For uniform\((0,1)\) random variables \(U_1,U_2,...,\) define \(N=min\left\{n:{\sum_{i=1}^{n}U_i}>1\right\}\)
That is,\(N\) is the number of random numbers that must be asummed to exeed 1.
Estimate E(N) with standard errors by generating 1,000, 2,000, 5,000, 10,000, and 100,000 values of \(N\), and check if there are any patterns in the estimate and its s.e.
Compute the density function of \(N\), \(E(N)\), and \(Var(N)\).
You think you know baseball? Do home run hitters have the highest batting averages? Think about this hypothesis, then analyze the following experience based on a half season with the Braves:
Batting Average(.252,.305,.299,.303,.285,.191,.283)
Home Runs(12,6,4,15,2,2,16)
Batting Average(.272,.310,.266,.215,.211,.244,.320)
Home Runs(6,8,10,0,3,6,7)
Similar to what Efron did in the Law school data example, compute the bootstrap simulation for 50, 100, …, 10,000 replications. But, instead of using the original 15 observations, we want to know if the number of observations plays an important role. Randomly select 10, 15, 20, and 25 observations and then see if the bootstrap variance converges as the number of replications increases. (Note: You also need to compare your results with that of population.)
The block bootstrap can be used in prediction for dependent data. Use the built-in data “sunspot.year” in R, which is can be modeled as an AR(2) model, compare the difference of prediction via block bootstrap and AR(2) model. As a check, you can leave the final 10 observations as “testing” data.
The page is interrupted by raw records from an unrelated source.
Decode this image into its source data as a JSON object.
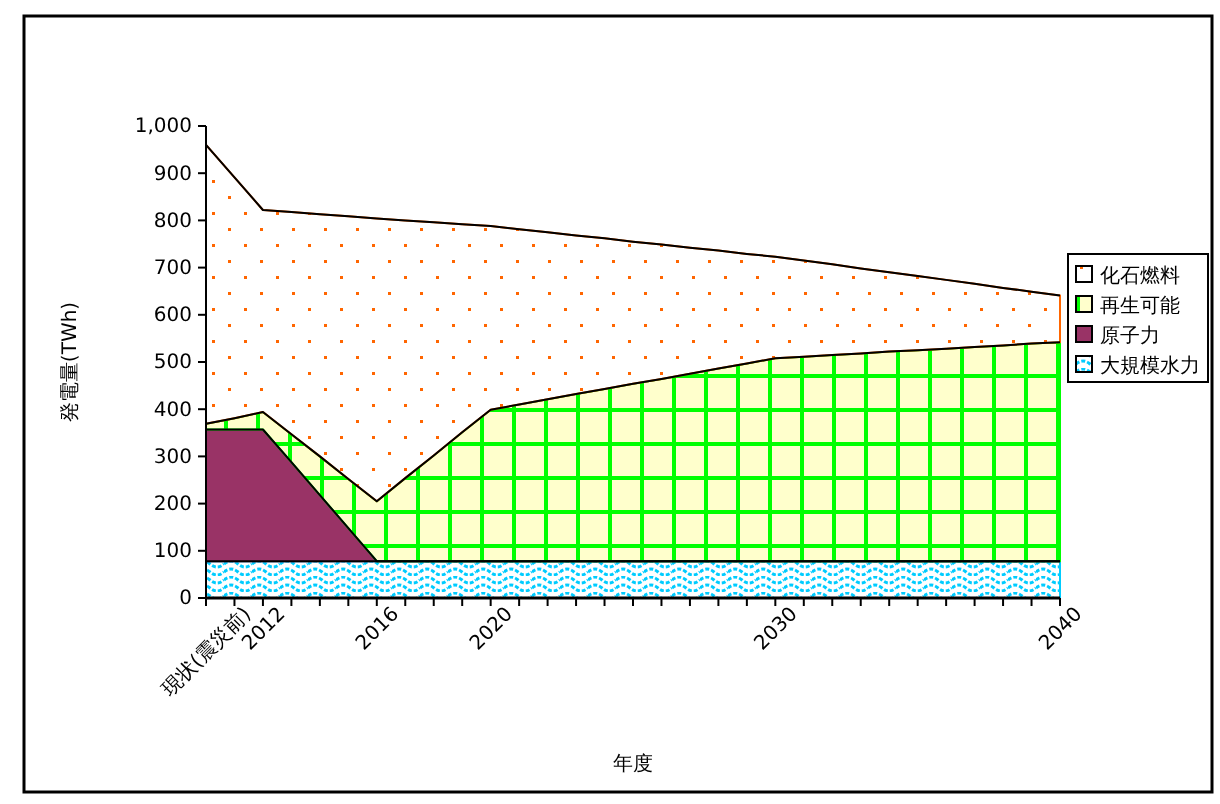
{
  "chart_data": {
    "type": "area",
    "stacked": true,
    "xlabel": "年度",
    "ylabel": "発電量(TWh)",
    "categories": [
      "現状(震災前)",
      null,
      "2012",
      null,
      null,
      null,
      "2016",
      null,
      null,
      null,
      "2020",
      null,
      null,
      null,
      null,
      null,
      null,
      null,
      null,
      null,
      "2030",
      null,
      null,
      null,
      null,
      null,
      null,
      null,
      null,
      null,
      "2040"
    ],
    "series": [
      {
        "name": "大規模水力",
        "color": "#00ccff",
        "values": [
          78,
          78,
          78,
          78,
          78,
          78,
          78,
          78,
          78,
          78,
          78,
          78,
          78,
          78,
          78,
          78,
          78,
          78,
          78,
          78,
          78,
          78,
          78,
          78,
          78,
          78,
          78,
          78,
          78,
          78,
          78
        ]
      },
      {
        "name": "原子力",
        "color": "#993366",
        "values": [
          279,
          279,
          279,
          210,
          140,
          70,
          0,
          0,
          0,
          0,
          0,
          0,
          0,
          0,
          0,
          0,
          0,
          0,
          0,
          0,
          0,
          0,
          0,
          0,
          0,
          0,
          0,
          0,
          0,
          0,
          0
        ]
      },
      {
        "name": "再生可能",
        "color": "#00ff00",
        "values": [
          12,
          24,
          37,
          59,
          82,
          104,
          127,
          176,
          224,
          273,
          321,
          332,
          343,
          354,
          365,
          376,
          386,
          397,
          408,
          419,
          430,
          433,
          437,
          440,
          444,
          447,
          450,
          454,
          457,
          461,
          464
        ]
      },
      {
        "name": "化石燃料",
        "color": "#ff6600",
        "values": [
          591,
          510,
          428,
          471,
          513,
          557,
          599,
          546,
          494,
          441,
          389,
          371,
          354,
          336,
          319,
          301,
          285,
          267,
          250,
          232,
          215,
          204,
          192,
          180,
          168,
          157,
          146,
          134,
          122,
          110,
          99
        ]
      }
    ],
    "ylim": [
      0,
      1000
    ],
    "yticks": [
      0,
      100,
      200,
      300,
      400,
      500,
      600,
      700,
      800,
      900,
      {
        "value": 1000,
        "label": "1,000"
      }
    ],
    "grid": false,
    "legend": "right"
  }
}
If d is the minimum distance between any pair of n uniformly distributed points from a unit square, then \(n(n-1)d^2\sim Exp(\frac{2}{\pi})\) provided that n is sufficiently large. Using R to check this result: First, write a function to produce n points uniformly distributed from the unit square. Then, write a function to calculate the smallest distance between any pair of n points. Change the value of n, perform simulation, and comment on what you find.